A Master of Science degree in Criminal Justice requires 24 units of coursework offered in the fall, spring, and summer semesters. The program may be completed on a 1- or 2-year track. Students attending the program on the 1-year track can earn the degree within 12 months and those on the 2-year track can complete the program in less than two years.
Our curriculum was designed by an interdisciplinary team of top experts in the field of criminal justice, who set forth a theoretical framework that considers human rights, integrity, and accountability. Our knowledgeable faculty will prepare you to become decision-makers and effective leaders, giving you the skills to design and evaluate policy that will serve you as you grow throughout your career.
Criminology (2 units)
This course examines key theories and frameworks used to explain crime and inform responses to crime.
- Distinguish the major tenets of criminological theories.
- Evaluate the extent to which criminological theories are empirically supported.
- Explain how, according to criminological theories, the potential for criminality varies among different types of individuals or groups of people.
- Apply criminological theories to issues, programs, or policies in criminal justice.
Analysis of Criminal Justice Systems (2 units)
This course considers the criminal justice system’s response to crime through a theoretical and interdisciplinary lens.
- Describe the evolution of criminal justice theory.
- Determine what discretionary factors influence the criminal justice system’s response to criminality.
- Explain how the criminal justice system response to violations of law varies among individuals and groups of people.

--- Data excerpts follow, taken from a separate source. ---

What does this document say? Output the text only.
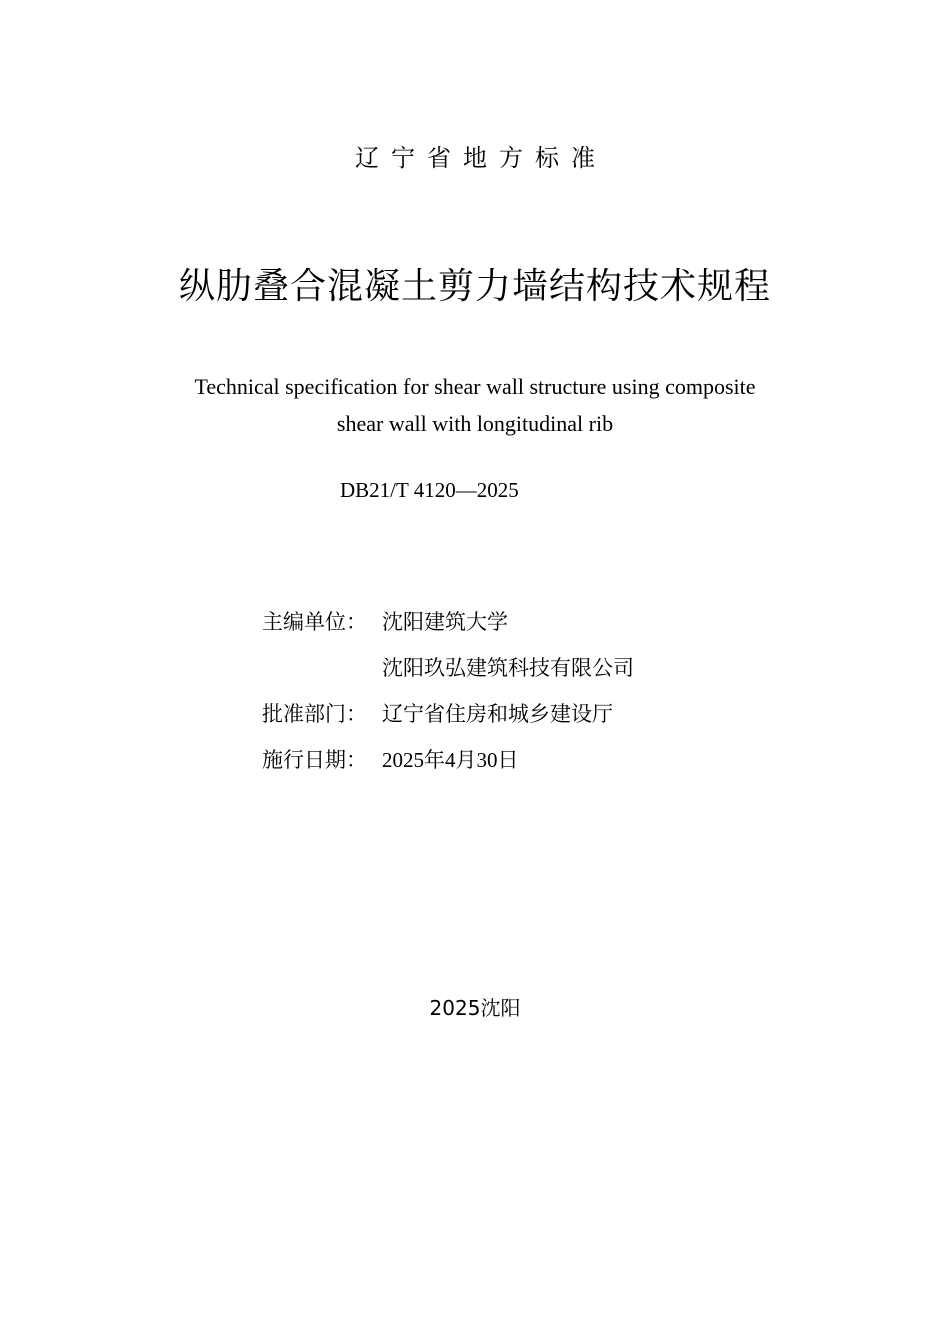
辽宁省地方标准
纵肋叠合混凝土剪力墙结构技术规程
Technical specification for shear wall structure using composite
shear wall with longitudinal rib
DB21/T 4120—2025
主编单位： 沈阳建筑大学
沈阳玖弘建筑科技有限公司
批准部门： 辽宁省住房和城乡建设厅
施行日期： 2025年4月30日
2025沈阳
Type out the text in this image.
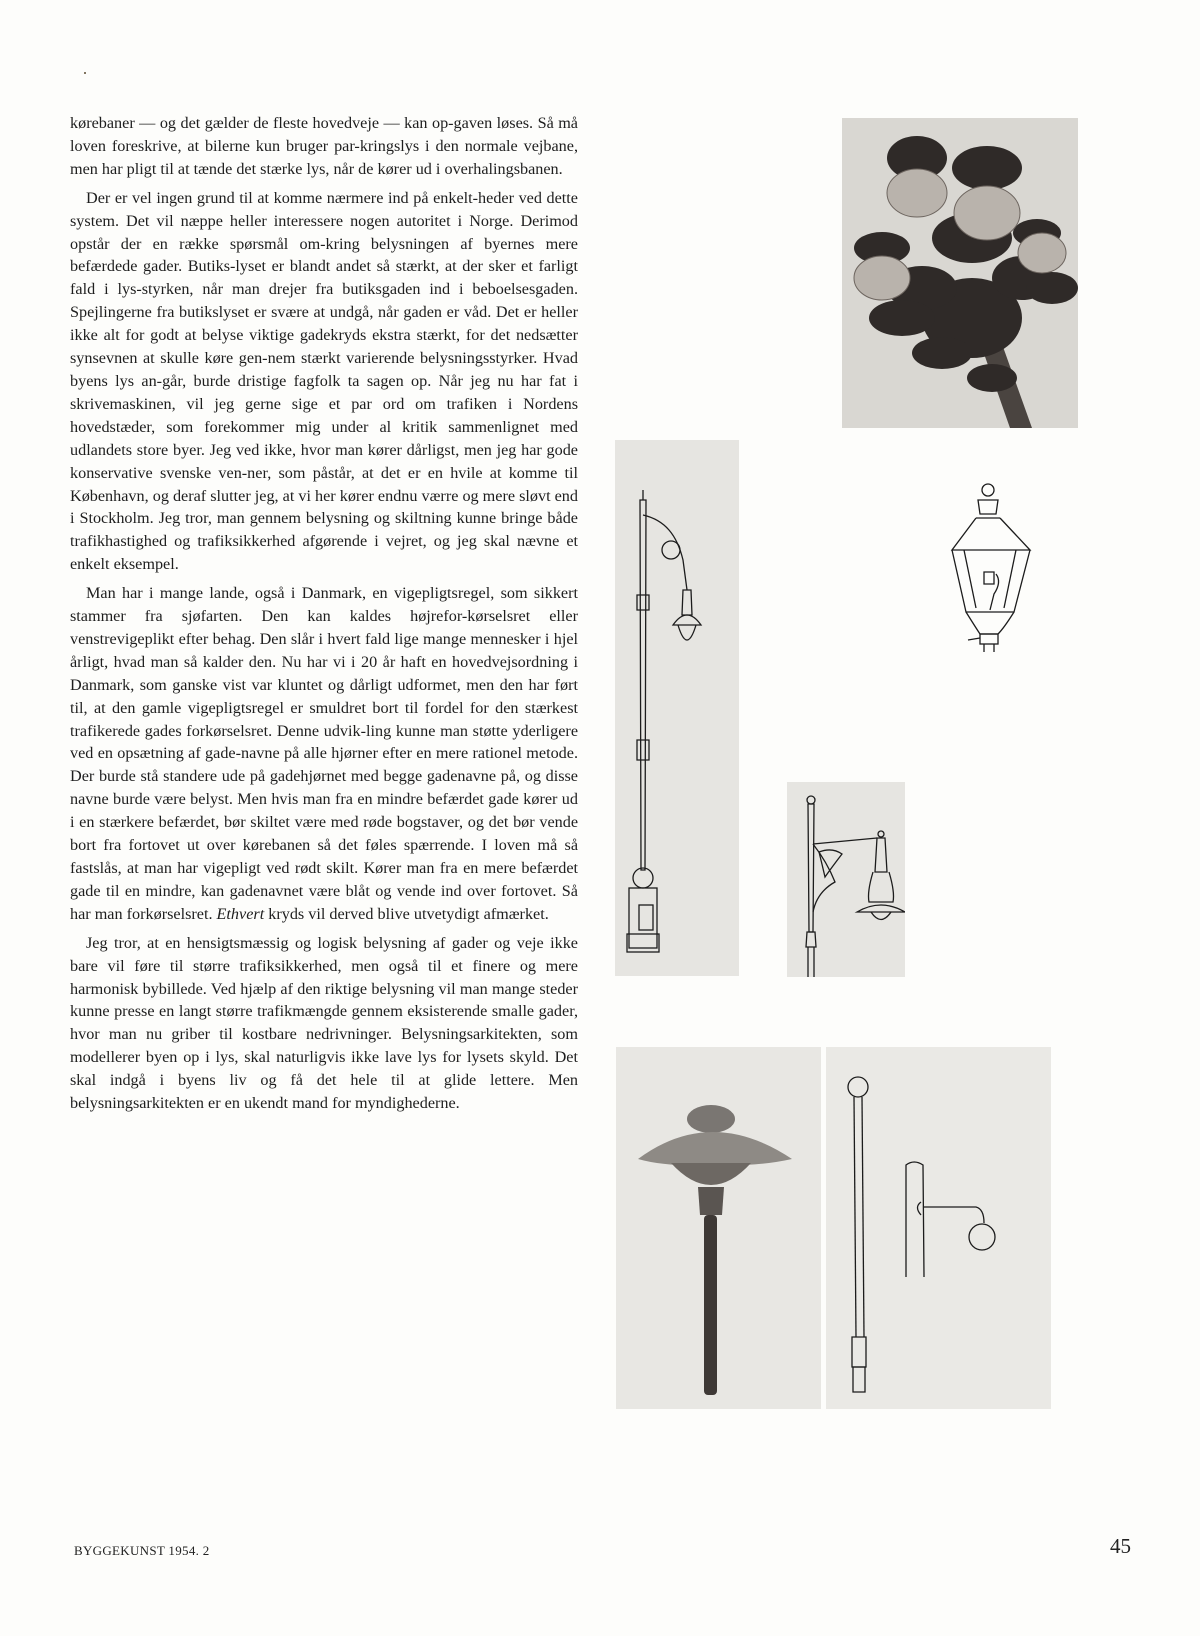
kørebaner — og det gælder de fleste hovedveje — kan op-gaven løses. Så må loven foreskrive, at bilerne kun bruger par-kringslys i den normale vejbane, men har pligt til at tænde det stærke lys, når de kører ud i overhalingsbanen.

Der er vel ingen grund til at komme nærmere ind på enkelt-heder ved dette system. Det vil næppe heller interessere nogen autoritet i Norge. Derimod opstår der en række spørsmål om-kring belysningen af byernes mere befærdede gader. Butiks-lyset er blandt andet så stærkt, at der sker et farligt fald i lys-styrken, når man drejer fra butiksgaden ind i beboelsesgaden. Spejlingerne fra butikslyset er svære at undgå, når gaden er våd. Det er heller ikke alt for godt at belyse viktige gadekryds ekstra stærkt, for det nedsætter synsevnen at skulle køre gen-nem stærkt varierende belysningsstyrker. Hvad byens lys an-går, burde dristige fagfolk ta sagen op. Når jeg nu har fat i skrivemaskinen, vil jeg gerne sige et par ord om trafiken i Nordens hovedstæder, som forekommer mig under al kritik sammenlignet med udlandets store byer. Jeg ved ikke, hvor man kører dårligst, men jeg har gode konservative svenske ven-ner, som påstår, at det er en hvile at komme til København, og deraf slutter jeg, at vi her kører endnu værre og mere sløvt end i Stockholm. Jeg tror, man gennem belysning og skiltning kunne bringe både trafikhastighed og trafiksikkerhed afgørende i vejret, og jeg skal nævne et enkelt eksempel.

Man har i mange lande, også i Danmark, en vigepligtsregel, som sikkert stammer fra sjøfarten. Den kan kaldes højrefor-kørselsret eller venstrevigeplikt efter behag. Den slår i hvert fald lige mange mennesker i hjel årligt, hvad man så kalder den. Nu har vi i 20 år haft en hovedvejsordning i Danmark, som ganske vist var kluntet og dårligt udformet, men den har ført til, at den gamle vigepligtsregel er smuldret bort til fordel for den stærkest trafikerede gades forkørselsret. Denne udvik-ling kunne man støtte yderligere ved en opsætning af gade-navne på alle hjørner efter en mere rationel metode. Der burde stå standere ude på gadehjørnet med begge gadenavne på, og disse navne burde være belyst. Men hvis man fra en mindre befærdet gade kører ud i en stærkere befærdet, bør skiltet være med røde bogstaver, og det bør vende bort fra fortovet ut over kørebanen så det føles spærrende. I loven må så fastslås, at man har vigepligt ved rødt skilt. Kører man fra en mere befærdet gade til en mindre, kan gadenavnet være blåt og vende ind over fortovet. Så har man forkørselsret. Ethvert kryds vil derved blive utvetydigt afmærket.

Jeg tror, at en hensigtsmæssig og logisk belysning af gader og veje ikke bare vil føre til større trafiksikkerhed, men også til et finere og mere harmonisk bybillede. Ved hjælp af den riktige belysning vil man mange steder kunne presse en langt større trafikmængde gennem eksisterende smalle gader, hvor man nu griber til kostbare nedrivninger. Belysningsarkitekten, som modellerer byen op i lys, skal naturligvis ikke lave lys for lysets skyld. Det skal indgå i byens liv og få det hele til at glide lettere. Men belysningsarkitekten er en ukendt mand for myndighederne.

BYGGEKUNST 1954. 2	45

- Describe the historical evolution of the criminal justice system response to law violations.
- Assess the effectiveness of established criminal justice policies and practices.
Criminal Justice Leadership (2 units)
This course explains the theory and practice of traditional and contemporary approaches to leadership in the context of criminal justice
- Evaluate contemporary leadership theories, styles, and principles both generally and specifically in the context of criminal justice.

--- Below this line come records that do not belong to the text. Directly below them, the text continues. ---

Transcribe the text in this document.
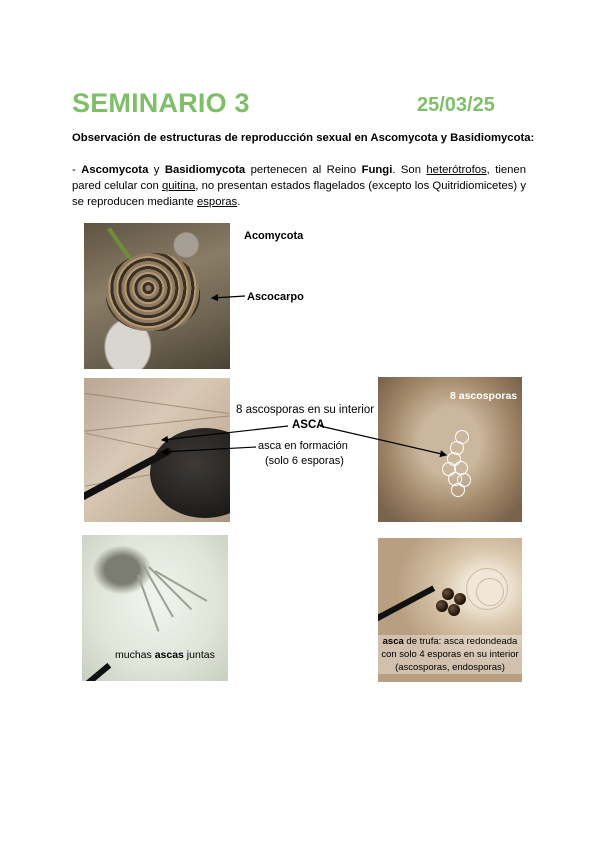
SEMINARIO 3	25/03/25
Observación de estructuras de reproducción sexual en Ascomycota y Basidiomycota:
- Ascomycota y Basidiomycota pertenecen al Reino Fungi. Son heterótrofos, tienen pared celular con quitina, no presentan estados flagelados (excepto los Quitridiomicetes) y se reproducen mediante esporas.
Acomycota
Ascocarpo
8 ascosporas en su interior
ASCA
asca en formación
(solo 6 esporas)
8 ascosporas
muchas ascas juntas
asca de trufa: asca redondeada
con solo 4 esporas en su interior
(ascosporas, endosporas)
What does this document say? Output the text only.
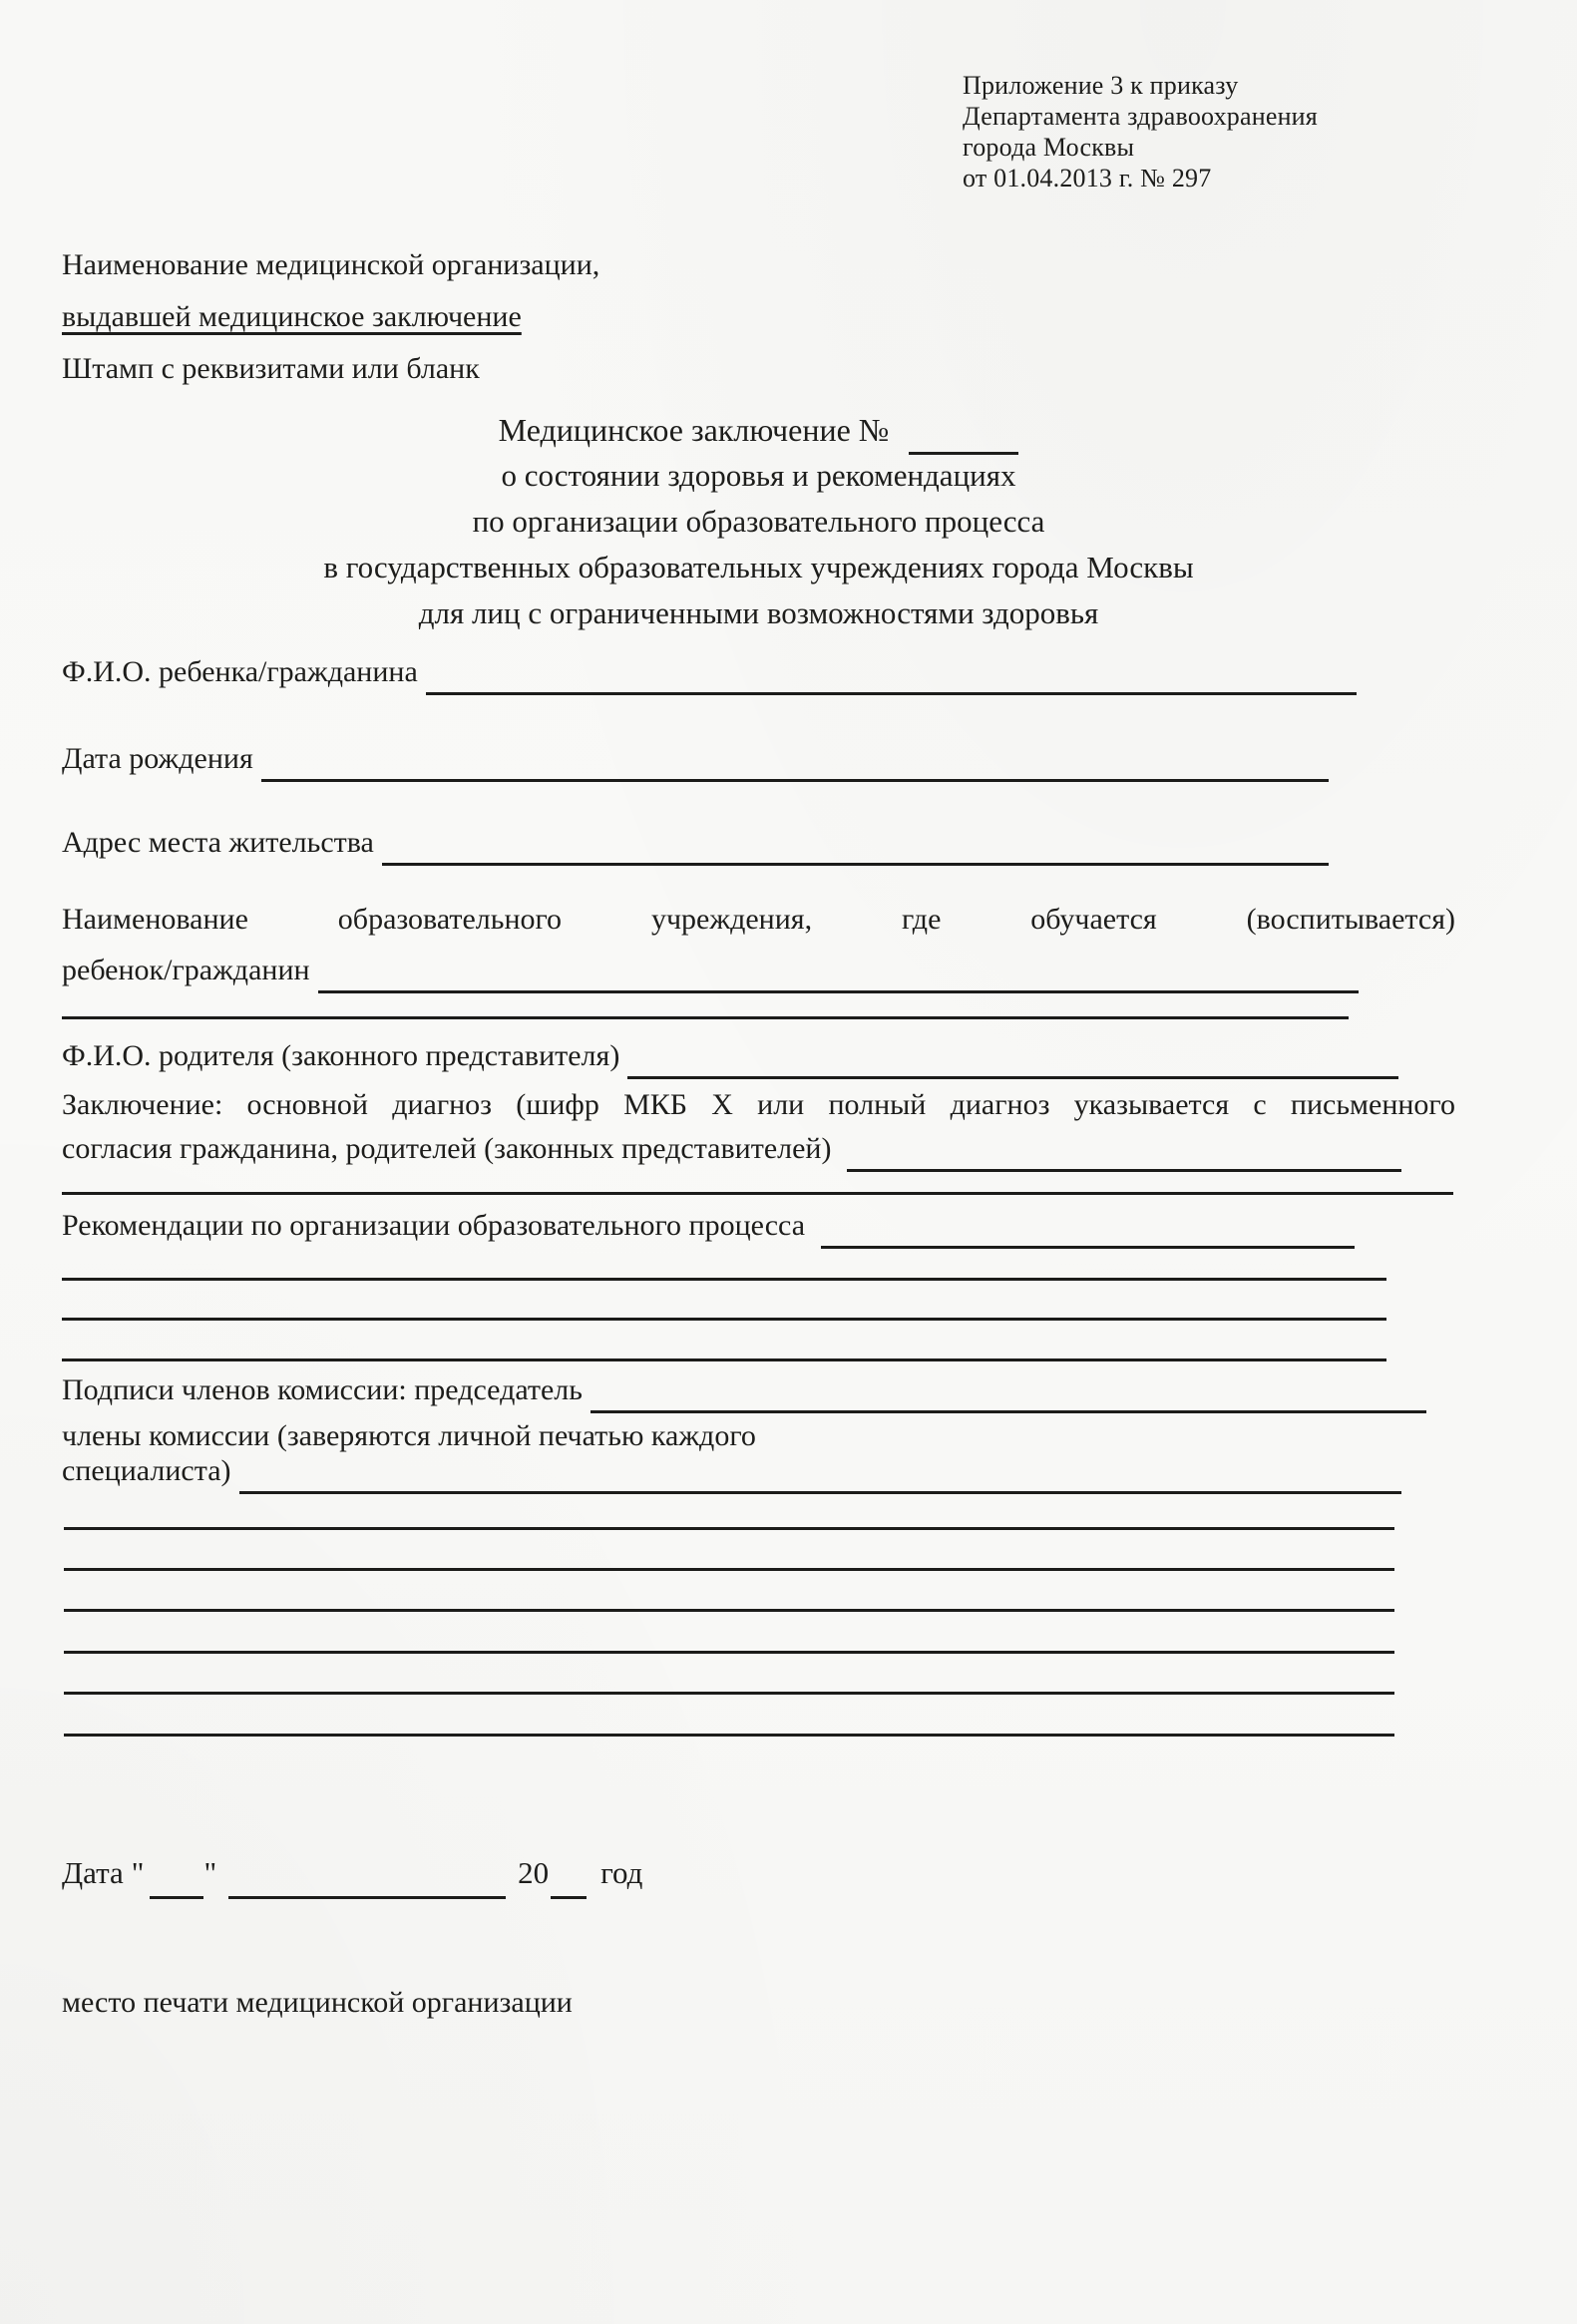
Приложение 3 к приказу
Департамента здравоохранения
города Москвы
от 01.04.2013 г. № 297
Наименование медицинской организации,
выдавшей медицинское заключение
Штамп с реквизитами или бланк
Медицинское заключение №
о состоянии здоровья и рекомендациях
по организации образовательного процесса
в государственных образовательных учреждениях города Москвы
для лиц с ограниченными возможностями здоровья
Ф.И.О. ребенка/гражданина
Дата рождения
Адрес места жительства
Наименование образовательного учреждения, где обучается (воспитывается)
ребенок/гражданин
Ф.И.О. родителя (законного представителя)
Заключение: основной диагноз (шифр МКБ X или полный диагноз указывается с письменного
согласия гражданина, родителей (законных представителей)
Рекомендации по организации образовательного процесса
Подписи членов комиссии: председатель
члены комиссии (заверяются личной печатью каждого
специалиста)
Дата " "	20 год
место печати медицинской организации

- Differentiate between leadership and management, including the purpose and importance of each role as it pertains to criminal justice practice.
- Explain the issues that women and minority groups face in leadership positions in the criminal justice field.
- Develop insights regarding the politics of leadership by which leaders influence others to achieve goals within the criminal justice field.
- Assess personal leadership abilities using evidenced-based leadership styles and principles.
- Create a leadership development plan to support students’ success as leaders in the criminal justice field.
Applied Research Methods for Criminal Justice (2 units)
This course examines the fundamental research methods and design commonly used to answer questions related to criminal justice.
- Differentiate scientific reasoning from everyday observation in criminal justice settings and agencies.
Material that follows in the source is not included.